When you concatenate DataFrames, the new DataFrame keeps the original index labels from the pieces it was built from. This results in a messy index with duplicate numbers.

  * **Before**: The index might look like `[10, 52, 120, ..., 3, 47, 99]` where the numbers are out of order and repeated.

The `.reset_index(drop=True)` method fixes this.

  * It **resets** the index to the default clean sequence (0, 1, 2, 3, ...).
  * The `drop=True` part **discards** the old, messy index instead of adding it as a new column to your DataFrame.

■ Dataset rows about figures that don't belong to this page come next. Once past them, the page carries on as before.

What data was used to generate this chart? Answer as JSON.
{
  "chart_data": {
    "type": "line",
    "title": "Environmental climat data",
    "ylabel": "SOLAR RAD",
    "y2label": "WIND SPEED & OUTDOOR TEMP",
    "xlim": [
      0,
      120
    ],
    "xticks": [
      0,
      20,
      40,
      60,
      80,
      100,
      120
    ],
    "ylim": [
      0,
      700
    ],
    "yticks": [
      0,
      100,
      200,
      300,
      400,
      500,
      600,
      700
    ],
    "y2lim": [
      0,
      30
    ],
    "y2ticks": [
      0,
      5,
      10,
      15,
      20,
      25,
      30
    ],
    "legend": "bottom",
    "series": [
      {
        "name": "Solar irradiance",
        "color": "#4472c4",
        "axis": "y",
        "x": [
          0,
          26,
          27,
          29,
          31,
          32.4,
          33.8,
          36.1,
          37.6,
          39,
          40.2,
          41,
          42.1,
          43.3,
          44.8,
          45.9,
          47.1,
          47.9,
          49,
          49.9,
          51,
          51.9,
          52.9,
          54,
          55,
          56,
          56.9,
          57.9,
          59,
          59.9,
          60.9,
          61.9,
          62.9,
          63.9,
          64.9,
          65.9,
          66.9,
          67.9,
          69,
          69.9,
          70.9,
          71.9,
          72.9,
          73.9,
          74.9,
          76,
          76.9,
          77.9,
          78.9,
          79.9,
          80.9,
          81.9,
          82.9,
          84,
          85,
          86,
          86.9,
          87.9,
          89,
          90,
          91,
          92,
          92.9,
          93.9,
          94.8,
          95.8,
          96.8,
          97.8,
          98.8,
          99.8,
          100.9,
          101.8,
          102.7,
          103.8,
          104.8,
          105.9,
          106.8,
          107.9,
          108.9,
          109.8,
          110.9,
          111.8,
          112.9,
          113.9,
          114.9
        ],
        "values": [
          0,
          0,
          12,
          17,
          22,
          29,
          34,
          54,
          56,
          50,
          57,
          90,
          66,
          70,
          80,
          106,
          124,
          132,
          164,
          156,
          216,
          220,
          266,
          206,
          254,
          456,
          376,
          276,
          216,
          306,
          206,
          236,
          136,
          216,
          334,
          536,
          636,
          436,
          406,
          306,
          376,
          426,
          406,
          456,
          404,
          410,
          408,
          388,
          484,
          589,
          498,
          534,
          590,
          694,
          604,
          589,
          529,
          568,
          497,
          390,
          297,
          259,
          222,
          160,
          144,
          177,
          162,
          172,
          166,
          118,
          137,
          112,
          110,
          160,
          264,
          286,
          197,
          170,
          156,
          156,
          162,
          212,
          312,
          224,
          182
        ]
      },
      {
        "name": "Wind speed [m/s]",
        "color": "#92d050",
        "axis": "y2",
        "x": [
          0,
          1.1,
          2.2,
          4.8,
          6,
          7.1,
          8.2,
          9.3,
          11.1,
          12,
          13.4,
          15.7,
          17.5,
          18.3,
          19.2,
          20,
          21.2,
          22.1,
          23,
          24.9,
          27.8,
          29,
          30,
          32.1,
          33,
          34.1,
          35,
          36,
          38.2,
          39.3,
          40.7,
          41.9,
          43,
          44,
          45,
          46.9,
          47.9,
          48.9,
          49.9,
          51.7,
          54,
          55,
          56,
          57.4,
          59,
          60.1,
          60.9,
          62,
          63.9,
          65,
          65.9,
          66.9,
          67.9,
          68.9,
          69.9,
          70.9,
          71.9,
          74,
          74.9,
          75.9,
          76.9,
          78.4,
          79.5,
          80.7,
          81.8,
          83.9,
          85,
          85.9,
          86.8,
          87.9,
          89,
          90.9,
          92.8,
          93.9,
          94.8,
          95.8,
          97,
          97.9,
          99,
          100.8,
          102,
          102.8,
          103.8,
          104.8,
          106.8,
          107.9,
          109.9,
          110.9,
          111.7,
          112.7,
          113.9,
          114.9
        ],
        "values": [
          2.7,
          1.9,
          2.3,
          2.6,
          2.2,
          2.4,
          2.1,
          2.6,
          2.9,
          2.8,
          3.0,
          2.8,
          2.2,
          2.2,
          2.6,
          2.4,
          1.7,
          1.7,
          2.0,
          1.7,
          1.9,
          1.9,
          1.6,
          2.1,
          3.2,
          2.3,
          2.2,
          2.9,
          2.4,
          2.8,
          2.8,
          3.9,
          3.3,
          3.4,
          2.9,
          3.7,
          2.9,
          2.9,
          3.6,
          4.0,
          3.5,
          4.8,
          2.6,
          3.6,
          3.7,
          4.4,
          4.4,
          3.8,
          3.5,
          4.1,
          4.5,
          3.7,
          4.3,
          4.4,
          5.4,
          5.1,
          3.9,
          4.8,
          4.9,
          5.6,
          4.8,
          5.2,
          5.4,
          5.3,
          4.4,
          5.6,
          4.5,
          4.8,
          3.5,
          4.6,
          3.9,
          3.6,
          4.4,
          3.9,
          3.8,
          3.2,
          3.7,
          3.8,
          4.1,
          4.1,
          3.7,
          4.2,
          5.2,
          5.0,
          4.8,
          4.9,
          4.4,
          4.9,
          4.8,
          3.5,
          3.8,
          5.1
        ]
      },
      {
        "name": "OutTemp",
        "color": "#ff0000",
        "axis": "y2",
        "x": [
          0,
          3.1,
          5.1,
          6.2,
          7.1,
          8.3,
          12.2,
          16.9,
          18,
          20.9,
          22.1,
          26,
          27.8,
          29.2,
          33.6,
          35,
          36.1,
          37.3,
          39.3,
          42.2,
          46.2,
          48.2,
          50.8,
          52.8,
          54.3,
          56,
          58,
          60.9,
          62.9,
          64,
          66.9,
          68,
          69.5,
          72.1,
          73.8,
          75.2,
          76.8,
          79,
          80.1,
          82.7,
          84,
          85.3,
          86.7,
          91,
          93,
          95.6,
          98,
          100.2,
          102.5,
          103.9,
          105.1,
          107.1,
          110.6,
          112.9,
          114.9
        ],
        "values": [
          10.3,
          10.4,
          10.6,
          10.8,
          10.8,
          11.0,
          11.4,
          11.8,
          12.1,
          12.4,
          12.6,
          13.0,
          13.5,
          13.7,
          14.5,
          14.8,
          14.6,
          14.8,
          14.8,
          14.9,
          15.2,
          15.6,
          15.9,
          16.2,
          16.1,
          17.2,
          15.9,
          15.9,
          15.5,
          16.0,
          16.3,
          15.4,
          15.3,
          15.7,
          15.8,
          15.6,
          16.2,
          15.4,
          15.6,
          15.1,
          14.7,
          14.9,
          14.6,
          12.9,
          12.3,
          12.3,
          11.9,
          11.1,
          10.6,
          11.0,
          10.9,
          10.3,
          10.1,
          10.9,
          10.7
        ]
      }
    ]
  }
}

The final result, `df_downsampled`, is a single, perfectly balanced DataFrame ready for training a machine learning model.

In [32]:
df_downsampled.target.value_counts()

target
0    100
1    100
Name: count, dtype: int64

The error solved by Copilot was balancing the dataset using **downsampling**. Originally, the majority class had many more samples than the minority class, causing class imbalance. Copilot used `resample` to randomly select a subset of the majority class (`df_majority_downsampled`) so it matches the size of the minority class. Then, both classes were combined into `df_downsampled`, resulting in a balanced dataset. This prevents model bias toward the majority class and improves fairness and accuracy.